Something weird happened this morning as I walked through the doors to my Zumba class.  I was struck with the thought that I am so blessed.  I was overwhelmed with happiness.  I just started thinking about all my blessings.  I live in a beautiful home and have a wonderful husband that I don't deserve.  I have the most amazing family and tons of friends.  I get to work from home doing something I love to do.  I realized that I have a very full and happy life.  If something as simple as a Zumba class can bring me joy, I need to look around more and find the joy in my life.  I may be missing a very important element in my life right now, but that is in the Lord's hands.  I've done everything I can do and now I have to trust in the Lord.  I can't stop living my life and just WAIT.  I need to find the joy every single day.  I need to better myself, so when the opportunity to become a parent comes my way, I am the best ME possible.  I'm going to enjoy every minute I get to spend with my hubby, my family and my friends.  Because once that little baby comes along, I have a feeling some of the other people and things I love to do will be neglected.........and that's ok. :)

Monday, December 12, 2011

Disappointment A or Disappointment B??

I remember when we were trying to get pregnant, the disappointment that would come every month, when I never saw the smiley face or the 2 lines.  That disappointment has now been replaced by a different disappointment.  The disappointment whenever I get an email and it isn't from a birth mom.  My prayers were more fervent this weekend.  Every time I looked at my phone, I prayed I would see that blinking red light and there would be that glorious email from a birth mom.  I think I stared at my phone more yesterday than I ever have.  It was like if I focused and concentrated hard enough, it would have no choice but to give me what I wanted......that one email.  The email that would change our lives forever and for the better.  And each time, disappointment came.  I'm not sure which disappointment I prefer.

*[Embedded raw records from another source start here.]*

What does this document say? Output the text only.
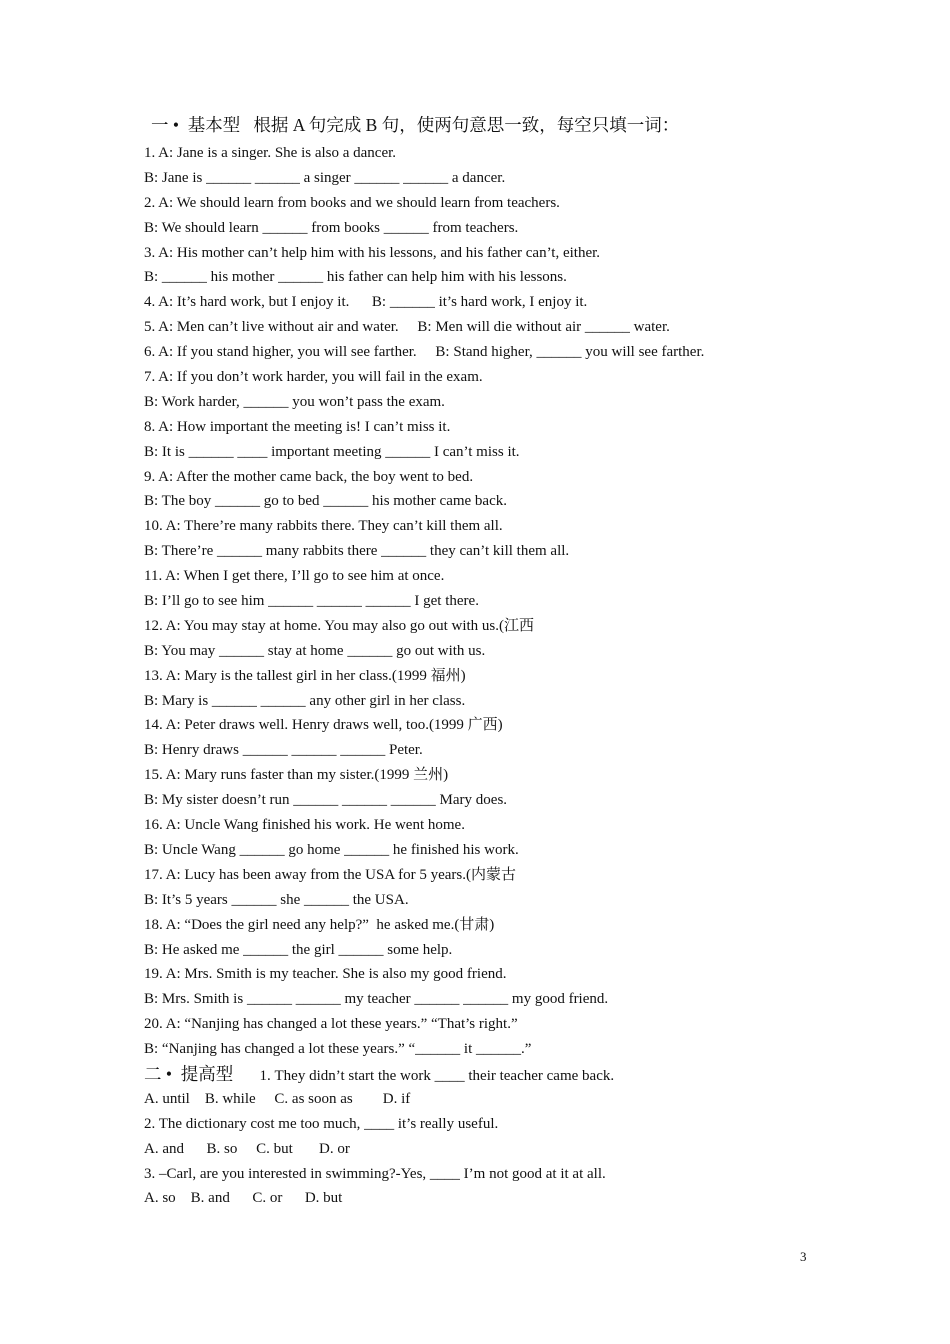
一 •  基本型   根据 A 句完成 B 句，使两句意思一致，每空只填一词：
1. A: Jane is a singer. She is also a dancer.
B: Jane is ______ ______ a singer ______ ______ a dancer.
2. A: We should learn from books and we should learn from teachers.
B: We should learn ______ from books ______ from teachers.
3. A: His mother can’t help him with his lessons, and his father can’t, either.
B: ______ his mother ______ his father can help him with his lessons.
4. A: It’s hard work, but I enjoy it.      B: ______ it’s hard work, I enjoy it.
5. A: Men can’t live without air and water.     B: Men will die without air ______ water.
6. A: If you stand higher, you will see farther.     B: Stand higher, ______ you will see farther.
7. A: If you don’t work harder, you will fail in the exam.
B: Work harder, ______ you won’t pass the exam.
8. A: How important the meeting is! I can’t miss it.
B: It is ______ ____ important meeting ______ I can’t miss it.
9. A: After the mother came back, the boy went to bed.
B: The boy ______ go to bed ______ his mother came back.
10. A: There’re many rabbits there. They can’t kill them all.
B: There’re ______ many rabbits there ______ they can’t kill them all.
11. A: When I get there, I’ll go to see him at once.
B: I’ll go to see him ______ ______ ______ I get there.
12. A: You may stay at home. You may also go out with us.(江西
B: You may ______ stay at home ______ go out with us.
13. A: Mary is the tallest girl in her class.(1999 福州)
B: Mary is ______ ______ any other girl in her class.
14. A: Peter draws well. Henry draws well, too.(1999 广西)
B: Henry draws ______ ______ ______ Peter.
15. A: Mary runs faster than my sister.(1999 兰州)
B: My sister doesn’t run ______ ______ ______ Mary does.
16. A: Uncle Wang finished his work. He went home.
B: Uncle Wang ______ go home ______ he finished his work.
17. A: Lucy has been away from the USA for 5 years.(内蒙古
B: It’s 5 years ______ she ______ the USA.
18. A: “Does the girl need any help?”  he asked me.(甘肃)
B: He asked me ______ the girl ______ some help.
19. A: Mrs. Smith is my teacher. She is also my good friend.
B: Mrs. Smith is ______ ______ my teacher ______ ______ my good friend.
20. A: “Nanjing has changed a lot these years.” “That’s right.”
B: “Nanjing has changed a lot these years.” “______ it ______.”
二 •  提高型 1. They didn’t start the work ____ their teacher came back.
A. until    B. while     C. as soon as        D. if
2. The dictionary cost me too much, ____ it’s really useful.
A. and      B. so     C. but       D. or
3. –Carl, are you interested in swimming?-Yes, ____ I’m not good at it at all.
A. so    B. and      C. or      D. but
3
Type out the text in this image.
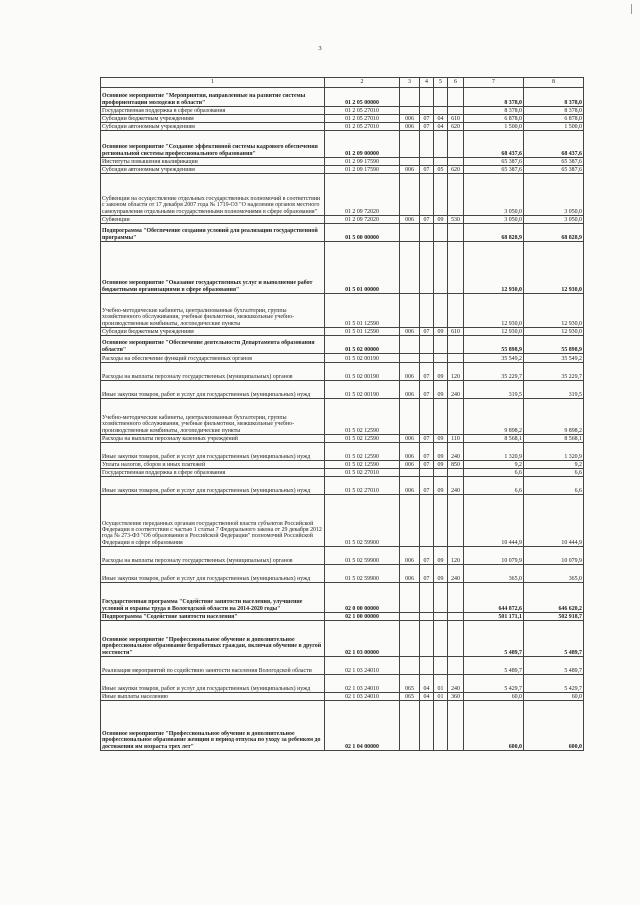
3
1	2	3	4	5	6	7	8
Основное мероприятие "Мероприятия, направленные на развитие системы профориентации молодежи в области"	01 2 05 00000					8 378,0	8 378,0
Государственная поддержка в сфере образования	01 2 05 27010					8 378,0	8 378,0
Субсидии бюджетным учреждениям	01 2 05 27010	006	07	04	610	6 878,0	6 878,0
Субсидии автономным учреждениям	01 2 05 27010	006	07	04	620	1 500,0	1 500,0
Основное мероприятие "Создание эффективной системы кадрового обеспечения региональной системы профессионального образования"	01 2 09 00000					68 437,6	68 437,6
Институты повышения квалификации	01 2 09 17590					65 387,6	65 387,6
Субсидии автономным учреждениям	01 2 09 17590	006	07	05	620	65 387,6	65 387,6
Субвенции на осуществление отдельных государственных полномочий в соответствии с законом области от 17 декабря 2007 года № 1719-ОЗ "О наделении органов местного самоуправления отдельными государственными полномочиями в сфере образования"	01 2 09 72020					3 050,0	3 050,0
Субвенции	01 2 09 72020	006	07	09	530	3 050,0	3 050,0
Подпрограмма "Обеспечение создания условий для реализации государственной программы"	01 5 00 00000					68 828,9	68 828,9
Основное мероприятие "Оказание государственных услуг и выполнение работ бюджетными организациями в сфере образования"	01 5 01 00000					12 930,0	12 930,0
Учебно-методические кабинеты, централизованные бухгалтерии, группы хозяйственного обслуживания, учебные фильмотеки, межшкольные учебно-производственные комбинаты, логопедические пункты	01 5 01 12590					12 930,0	12 930,0
Субсидии бюджетным учреждениям	01 5 01 12590	006	07	09	610	12 930,0	12 930,0
Основное мероприятие "Обеспечение деятельности Департамента образования области"	01 5 02 00000					55 898,9	55 898,9
Расходы на обеспечение функций государственных органов	01 5 02 00190					35 549,2	35 549,2
Расходы на выплаты персоналу государственных (муниципальных) органов	01 5 02 00190	006	07	09	120	35 229,7	35 229,7
Иные закупки товаров, работ и услуг для государственных (муниципальных) нужд	01 5 02 00190	006	07	09	240	319,5	319,5
Учебно-методические кабинеты, централизованные бухгалтерии, группы хозяйственного обслуживания, учебные фильмотеки, межшкольные учебно-производственные комбинаты, логопедические пункты	01 5 02 12590					9 898,2	9 898,2
Расходы на выплаты персоналу казенных учреждений	01 5 02 12590	006	07	09	110	8 568,1	8 568,1
Иные закупки товаров, работ и услуг для государственных (муниципальных) нужд	01 5 02 12590	006	07	09	240	1 320,9	1 320,9
Уплата налогов, сборов и иных платежей	01 5 02 12590	006	07	09	850	9,2	9,2
Государственная поддержка в сфере образования	01 5 02 27010					6,6	6,6
Иные закупки товаров, работ и услуг для государственных (муниципальных) нужд	01 5 02 27010	006	07	09	240	6,6	6,6
Осуществление переданных органам государственной власти субъектов Российской Федерации в соответствии с частью 1 статьи 7 Федерального закона от 29 декабря 2012 года № 273-ФЗ "Об образовании в Российской Федерации" полномочий Российской Федерации в сфере образования	01 5 02 59900					10 444,9	10 444,9
Расходы на выплаты персоналу государственных (муниципальных) органов	01 5 02 59900	006	07	09	120	10 079,9	10 079,9
Иные закупки товаров, работ и услуг для государственных (муниципальных) нужд	01 5 02 59900	006	07	09	240	365,0	365,0
Государственная программа "Содействие занятости населения, улучшение условий и охраны труда в Вологодской области на 2014-2020 годы"	02 0 00 00000					644 872,6	646 620,2
Подпрограмма "Содействие занятости населения"	02 1 00 00000					501 171,1	502 918,7
Основное мероприятие "Профессиональное обучение и дополнительное профессиональное образование безработных граждан, включая обучение в другой местности"	02 1 03 00000					5 489,7	5 489,7
Реализация мероприятий по содействию занятости населения Вологодской области	02 1 03 24010					5 489,7	5 489,7
Иные закупки товаров, работ и услуг для государственных (муниципальных) нужд	02 1 03 24010	065	04	01	240	5 429,7	5 429,7
Иные выплаты населению	02 1 03 24010	065	04	01	360	60,0	60,0
Основное мероприятие "Профессиональное обучение и дополнительное профессиональное образование женщин в период отпуска по уходу за ребенком до достижения им возраста трех лет"	02 1 04 00000					600,0	600,0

As we were driving home yesterday from celebrating Christmas with my family, P told me it was getting harder and harder to spend time with our families because it was just a constant reminder of what we didn't have.  I have been feeling that for awhile now (especially during Thanksgiving and this past Christmas weekend), but it was kind of nice to know his feelings were just like mine.  We keep reminding each other of our favorite quote:

"Everywhere in nature we are taught the lessons of patience and waiting. We want things a long time before we get them, and the fact that we want them a long time makes them all the more precious when they come." -Joseph F. Smith

Waiting has been hard, but I think the holiday season has amped up our emotions.  It has gotten SO MUCH HARDER lately.  We can do nothing but keep on waiting.